As seen in FIG. 2C, the conventional ROB receives data requests from the Master device (S1). These requests are forwarded to the DRAM via the LLC. The ROB then receives un-ordered responses from the DRAM via the LLC (S3). The ROB determines whether or not response(s) can sent to Master in correct order (S5). Here, the ROB may use one or more criteria to determine whether or not response(s) can sent to Master in correct order. In general, the AXI ordering requirement of the Master is used to determine whether a request can be sent to master. However, other criteria may be used for multiple responses that each satisfy AXI ordering requirement of the Master. The criteria may be based on age of request, priority of request, ROB buffer capacity, and/or other parameters.
If the ROB can send the response(s) in the correct order, the ROB sends them (S7). However, if the ROB cannot send the response(s) in the correct order, the ROB internally buffers the response(s) until responses can be properly ordered (S9). Later, after the ROB determines that specific unordered response(s) within the ROB can now be correctly ordered and sent to Master (S11), the ROB sends the specific response(s) to Master in the proper order (S13).
In other conventional approaches, as seen in FIG. 3A, the Last Level Cache (LLC) may include multiple banks that manage data requests and responses. Here, request(s) from the Master are routed to individual LLC banks via a predefined protocol (1). The banks then send the requests to the DRAM (2). The LLC banks then receive the responses from the DRAM (3). The LLC banks then send unordered responses to the Master via the ROB for subsequent ordering (4).

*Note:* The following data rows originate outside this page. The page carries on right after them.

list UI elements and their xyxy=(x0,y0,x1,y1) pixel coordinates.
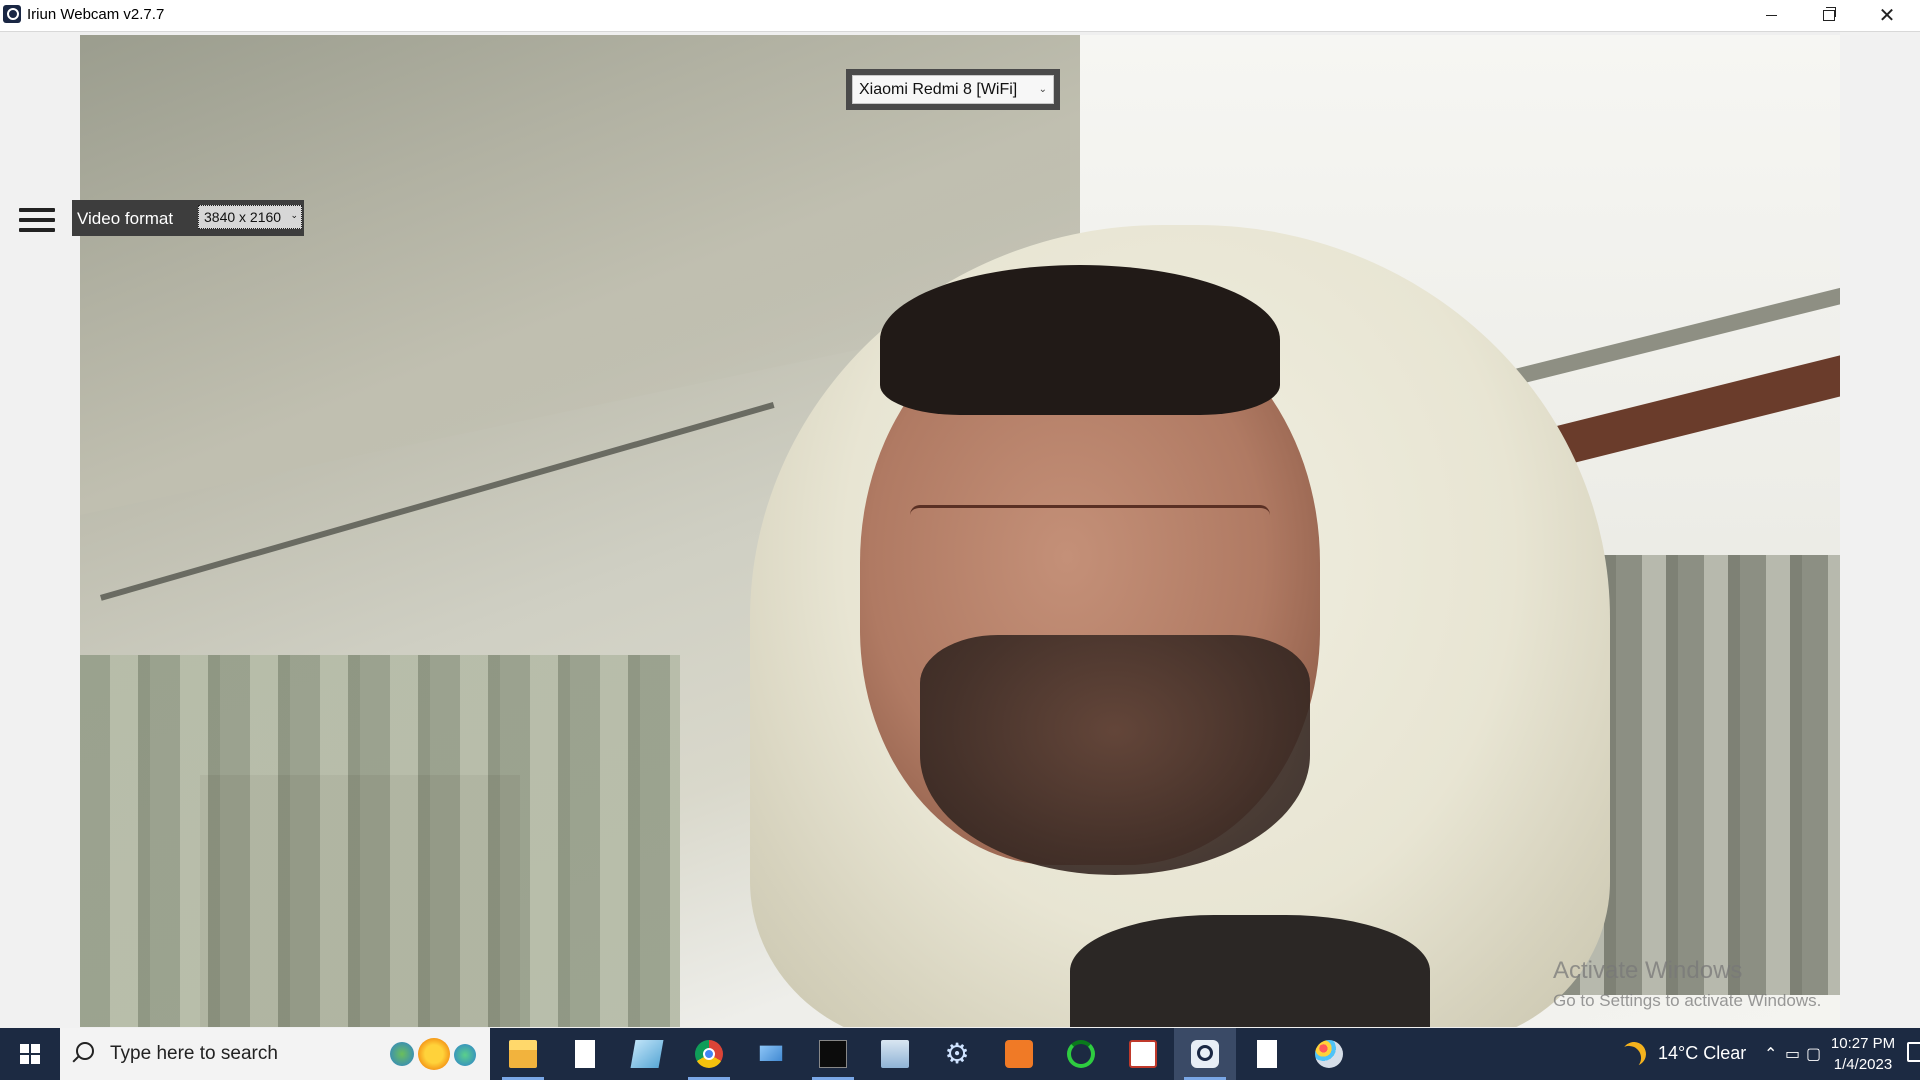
search-placeholder: Type here to search xyxy=(110,1043,278,1064)
globe-icon xyxy=(390,1042,414,1066)
watermark-title: Activate Windows xyxy=(1553,957,1743,984)
hamburger-line xyxy=(19,208,55,212)
windows-logo-icon xyxy=(20,1044,40,1064)
remote-desktop-icon xyxy=(759,1045,783,1061)
search-highlight-widget[interactable] xyxy=(390,1038,482,1070)
kate-button[interactable] xyxy=(1112,1028,1174,1080)
video-format-dropdown[interactable]: 3840 x 2160 ⌄ xyxy=(198,205,302,229)
window-title: Iriun Webcam v2.7.7 xyxy=(27,6,165,23)
device-selector: Xiaomi Redmi 8 [WiFi] ⌄ xyxy=(846,69,1060,110)
search-icon xyxy=(76,1042,94,1060)
left-margin xyxy=(0,32,80,1028)
system-tray: 14°C Clear ⌃ ▭ ▢ 10:27 PM 1/4/2023 1 xyxy=(1500,1028,1920,1080)
notepad-icon xyxy=(630,1040,664,1068)
weather-text[interactable]: 14°C Clear xyxy=(1658,1043,1746,1064)
preview-beard xyxy=(920,635,1310,875)
restore-icon xyxy=(1823,7,1836,21)
network-icon[interactable]: ▢ xyxy=(1806,1044,1821,1063)
preview-hair xyxy=(880,265,1280,415)
video-format-panel: Video format 3840 x 2160 ⌄ xyxy=(72,200,304,236)
blank-document-icon xyxy=(1257,1040,1277,1068)
taskbar-search[interactable]: Type here to search xyxy=(60,1028,490,1080)
title-bar: Iriun Webcam v2.7.7 ✕ xyxy=(0,0,1920,32)
clock-time: 10:27 PM xyxy=(1830,1035,1896,1052)
preview-shirt xyxy=(1070,915,1430,1027)
paint-button[interactable] xyxy=(1298,1028,1360,1080)
iriun-webcam-button[interactable] xyxy=(1174,1028,1236,1080)
terminal-button[interactable] xyxy=(802,1028,864,1080)
refresh-app-button[interactable] xyxy=(1050,1028,1112,1080)
moon-weather-icon[interactable] xyxy=(1619,1039,1650,1070)
kate-icon xyxy=(1129,1040,1157,1068)
file-explorer-icon xyxy=(509,1040,537,1068)
paint-icon xyxy=(1315,1040,1343,1068)
file-explorer-button[interactable] xyxy=(492,1028,554,1080)
settings-window-icon xyxy=(881,1040,909,1068)
clock[interactable]: 10:27 PM 1/4/2023 xyxy=(1828,1033,1898,1075)
wps-pdf-icon xyxy=(1005,1040,1033,1068)
hamburger-line xyxy=(19,228,55,232)
chevron-up-icon[interactable]: ⌃ xyxy=(1764,1044,1777,1063)
chrome-button[interactable] xyxy=(678,1028,740,1080)
activation-watermark: Activate Windows Go to Settings to activ… xyxy=(1553,957,1821,1011)
notepad-button[interactable] xyxy=(616,1028,678,1080)
watermark-subtitle: Go to Settings to activate Windows. xyxy=(1553,991,1822,1010)
device-dropdown[interactable]: Xiaomi Redmi 8 [WiFi] ⌄ xyxy=(852,75,1054,104)
sun-icon xyxy=(418,1038,450,1070)
battery-icon[interactable]: ▭ xyxy=(1785,1044,1800,1063)
chevron-down-icon: ⌄ xyxy=(290,211,298,221)
blank-document-button[interactable] xyxy=(1236,1028,1298,1080)
chevron-down-icon: ⌄ xyxy=(1038,84,1047,95)
minimize-icon xyxy=(1765,15,1777,16)
iriun-app-icon xyxy=(3,5,21,23)
settings-button[interactable]: ⚙ xyxy=(926,1028,988,1080)
hamburger-line xyxy=(19,218,55,222)
right-margin xyxy=(1840,32,1920,1028)
camera-preview xyxy=(80,35,1840,1027)
preview-glasses xyxy=(910,505,1270,568)
notifications-icon[interactable] xyxy=(1907,1042,1920,1062)
restore-button[interactable] xyxy=(1800,0,1858,32)
close-icon: ✕ xyxy=(1878,3,1896,27)
settings-window-button[interactable] xyxy=(864,1028,926,1080)
minimize-button[interactable] xyxy=(1742,0,1800,32)
video-format-value: 3840 x 2160 xyxy=(204,209,282,225)
document-icon xyxy=(575,1040,595,1068)
menu-button[interactable] xyxy=(19,208,55,236)
refresh-app-icon xyxy=(1067,1040,1095,1068)
video-format-label: Video format xyxy=(77,209,174,228)
taskbar: Type here to search ⚙ 14°C Clear ⌃ ▭ ▢ 1… xyxy=(0,1028,1920,1080)
document-button[interactable] xyxy=(554,1028,616,1080)
device-dropdown-value: Xiaomi Redmi 8 [WiFi] xyxy=(859,81,1018,98)
globe-icon xyxy=(454,1044,476,1066)
wps-pdf-button[interactable] xyxy=(988,1028,1050,1080)
app-client-area: Xiaomi Redmi 8 [WiFi] ⌄ Video format 384… xyxy=(0,32,1920,1028)
terminal-icon xyxy=(819,1040,847,1068)
preview-curtain-left xyxy=(80,655,680,1027)
iriun-webcam-icon xyxy=(1191,1040,1219,1068)
chrome-icon xyxy=(695,1040,723,1068)
clock-date: 1/4/2023 xyxy=(1833,1056,1893,1073)
start-button[interactable] xyxy=(0,1028,60,1080)
close-button[interactable]: ✕ xyxy=(1858,0,1916,32)
remote-desktop-button[interactable] xyxy=(740,1028,802,1080)
gear-icon: ⚙ xyxy=(944,1037,970,1070)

Thus, as seen in FIG. 3B, the conventional LLC receives request(s) from Master directly or via Re-ordering Buffer (S31). Each request is assigned to specific LLC bank according to predetermined criteria/protocol (S33). An exemplary specific criterion would be by address, where by each bank owns a portion of the total address space. Each bank forwards request to DRAM in predetermined (e.g., FIFO) order without coordination between banks (S35). Each bank receives corresponding response from DRAM at random time (S37). To optimize performance, the requests are processed in some optimal order unrelated to send or receive order. Modern DRAM requires intelligent out of order processing to maintain bandwidth and latency. Each bank forwards response to Re-ordering buffer in predetermined order without coordination between banks (S39).
With ever growing increases in smart phone/tablet complexity, the size, speed, complexity and number of memory accesses continues to grow. This growth has led to increased demands on (and growth in size of) respective buffers.
Modern caches tend to be based on static random access (SRAM) technology, whereas AXI-compliant buffers tend to be based on flip-flop or other non-SRAM technology. Thus, buffers tend to require more transistors per each stored bit. Buffers therefore tend to require more power and generate more heat than corresponding memory units. Larger, faster and more complex data demands has resulted in growth in re-ordering buffer size (i.e., more transistors), and therefore increased buffer power and circuit cooling.